The result of this was an effort to compel all men to accept the belief necessary to salvation. This effort naturally divided itself into persuasion and persecution.
It will be admitted that the good man is kind, merciful, charitable, forgiving and just. A church must be judged by the same standard. Has the church been merciful? Has it been "fruitful in the good things" of justice, charity and forgiveness? Can a good man, believing a good doctrine, persecute for opinion's sake? If the church imprisons a man for the expression of an honest opinion, is it not certain, either that the doctrine of the church is wrong, or that the church is bad? Both cannot be good. "Sanctity" without goodness is impossible. Thousands of "saints" have been the most malicious of the human race. If the history of the world proves anything, it proves that the Catholic Church was for many centuries the most merciless institution that ever existed among men.

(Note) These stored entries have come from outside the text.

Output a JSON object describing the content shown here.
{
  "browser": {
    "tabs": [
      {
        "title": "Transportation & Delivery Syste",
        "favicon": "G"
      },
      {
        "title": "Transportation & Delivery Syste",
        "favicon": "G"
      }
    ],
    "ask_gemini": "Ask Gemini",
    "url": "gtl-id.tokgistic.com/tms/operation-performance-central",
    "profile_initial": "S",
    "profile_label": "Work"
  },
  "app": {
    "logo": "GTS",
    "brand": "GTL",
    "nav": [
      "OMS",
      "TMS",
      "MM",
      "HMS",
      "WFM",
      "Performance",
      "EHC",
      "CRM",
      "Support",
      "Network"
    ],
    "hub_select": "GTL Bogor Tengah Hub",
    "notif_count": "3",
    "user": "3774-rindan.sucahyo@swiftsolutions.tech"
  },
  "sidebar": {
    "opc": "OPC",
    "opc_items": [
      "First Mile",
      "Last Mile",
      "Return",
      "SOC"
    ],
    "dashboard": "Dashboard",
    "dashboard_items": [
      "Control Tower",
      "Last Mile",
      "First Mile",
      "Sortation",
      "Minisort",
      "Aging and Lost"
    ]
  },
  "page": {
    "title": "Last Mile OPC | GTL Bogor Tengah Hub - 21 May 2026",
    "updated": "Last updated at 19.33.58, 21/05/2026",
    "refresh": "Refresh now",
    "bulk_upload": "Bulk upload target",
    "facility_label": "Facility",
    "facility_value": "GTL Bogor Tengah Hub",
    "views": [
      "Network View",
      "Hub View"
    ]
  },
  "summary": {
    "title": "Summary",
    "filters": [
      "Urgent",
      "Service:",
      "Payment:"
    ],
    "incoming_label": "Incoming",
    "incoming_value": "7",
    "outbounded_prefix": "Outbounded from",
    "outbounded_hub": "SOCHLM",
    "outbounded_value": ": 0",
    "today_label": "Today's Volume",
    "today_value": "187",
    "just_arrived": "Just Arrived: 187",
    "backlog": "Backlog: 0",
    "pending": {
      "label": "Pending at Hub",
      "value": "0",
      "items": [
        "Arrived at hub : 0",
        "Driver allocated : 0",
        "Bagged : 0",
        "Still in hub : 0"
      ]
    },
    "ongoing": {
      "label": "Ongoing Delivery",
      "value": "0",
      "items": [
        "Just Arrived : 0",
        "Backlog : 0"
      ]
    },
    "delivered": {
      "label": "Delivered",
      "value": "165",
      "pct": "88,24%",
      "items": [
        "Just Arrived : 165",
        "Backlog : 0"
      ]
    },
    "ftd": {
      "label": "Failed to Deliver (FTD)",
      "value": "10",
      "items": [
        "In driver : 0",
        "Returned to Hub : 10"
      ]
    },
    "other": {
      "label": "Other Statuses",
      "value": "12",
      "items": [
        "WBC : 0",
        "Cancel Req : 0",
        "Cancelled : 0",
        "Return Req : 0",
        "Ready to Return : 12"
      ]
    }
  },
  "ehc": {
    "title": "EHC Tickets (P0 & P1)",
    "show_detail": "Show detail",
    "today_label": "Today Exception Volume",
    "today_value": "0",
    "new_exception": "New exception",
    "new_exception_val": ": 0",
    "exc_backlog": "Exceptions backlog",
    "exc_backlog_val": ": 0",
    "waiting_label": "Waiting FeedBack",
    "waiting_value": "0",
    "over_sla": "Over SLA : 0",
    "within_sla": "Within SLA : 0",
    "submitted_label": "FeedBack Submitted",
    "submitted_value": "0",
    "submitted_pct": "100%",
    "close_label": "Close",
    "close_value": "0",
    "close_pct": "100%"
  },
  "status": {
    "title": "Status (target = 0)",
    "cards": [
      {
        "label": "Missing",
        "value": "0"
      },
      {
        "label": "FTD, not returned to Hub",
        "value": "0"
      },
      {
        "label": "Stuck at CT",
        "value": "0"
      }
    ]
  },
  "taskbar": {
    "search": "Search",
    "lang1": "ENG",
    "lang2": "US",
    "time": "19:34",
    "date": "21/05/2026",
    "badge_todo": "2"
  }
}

I cannot believe that the instruments of persecution were made and used by the eminently good; neither can I believe that honest people were imprisoned, tortured, and burned at the stake by a church that was "inexhaustibly fruitful in all good things."
And let me say here that I have no Protestant prejudices against Catholicism, and have no Catholic prejudices against Protestantism. I regard all religions either without prejudice or with the same prejudice. They were all, according to my belief, devised by men, and all have for a foundation ignorance of this world and fear of the next. All the Gods have been made by men. They are all equally powerful and equally useless. I like some of them better than I do others, for the same reason that I admire some characters in fiction more than I do others. I prefer Miranda to Caliban, but have not the slightest idea that either of them existed. So I prefer Jupiter to Jehovah, although perfectly satisfied that both are myths. I believe myself to be in a frame of mind to justly and fairly consider the claims of different religions, believing as I do that all are wrong, and admitting as I do that there is some good in all.
When one speaks of the "inexhaustible fruitfulness in all good things" of the Catholic Church, we remember the horrors and atrocities of the Inquisition—the rewards offered by the Roman Church for the capture and murder of honest men. We remember the Dominican Order, the members of which, upheld by the vicar of Christ, pursued the heretics like sleuth hounds, through many centuries.
The church, "inexhaustible in fruitfulness in all good things," not only imprisoned and branded and burned the living, but violated the dead. It robbed graves, to the end that it might convict corpses of heresy—to the end that it might take from widows their portions and from orphans their patrimony.
We remember the millions in the darkness of dungeons—the millions who perished by the sword—the vast multitudes destroyed in flames—those who were flayed alive—those who were blinded—those whose tongues were cut out—those into whose ears were poured molten lead—those whose eyes were deprived of their lids—those who were tortured and tormented in every way by which pain could be inflicted and human nature overcome.
And we remember, too, the exultant cry of the church over the bodies of her victims: "Their bodies were burned here, but their souls are now tortured in hell."
We remember that the church, by treachery, bribery, perjury, and the commission of every possible crime, got possession and control of Christendom, and we know the use that was made of this power—that it was used to brutalize, degrade, stupefy, and "sanctify" the children of men. We know also that the vicars of Christ were persecutors for opinion's sake—that they sought to destroy the liberty of thought through fear—that they endeavored to make every brain a bastile in which the mind should be a convict—that they endeavored to make every tongue a prisoner, watched by a familiar of the Inquisition—and that they threatened punishment here, imprisonment here, burnings here, and, in the name of their God, eternal imprisonment and eternal burnings hereafter.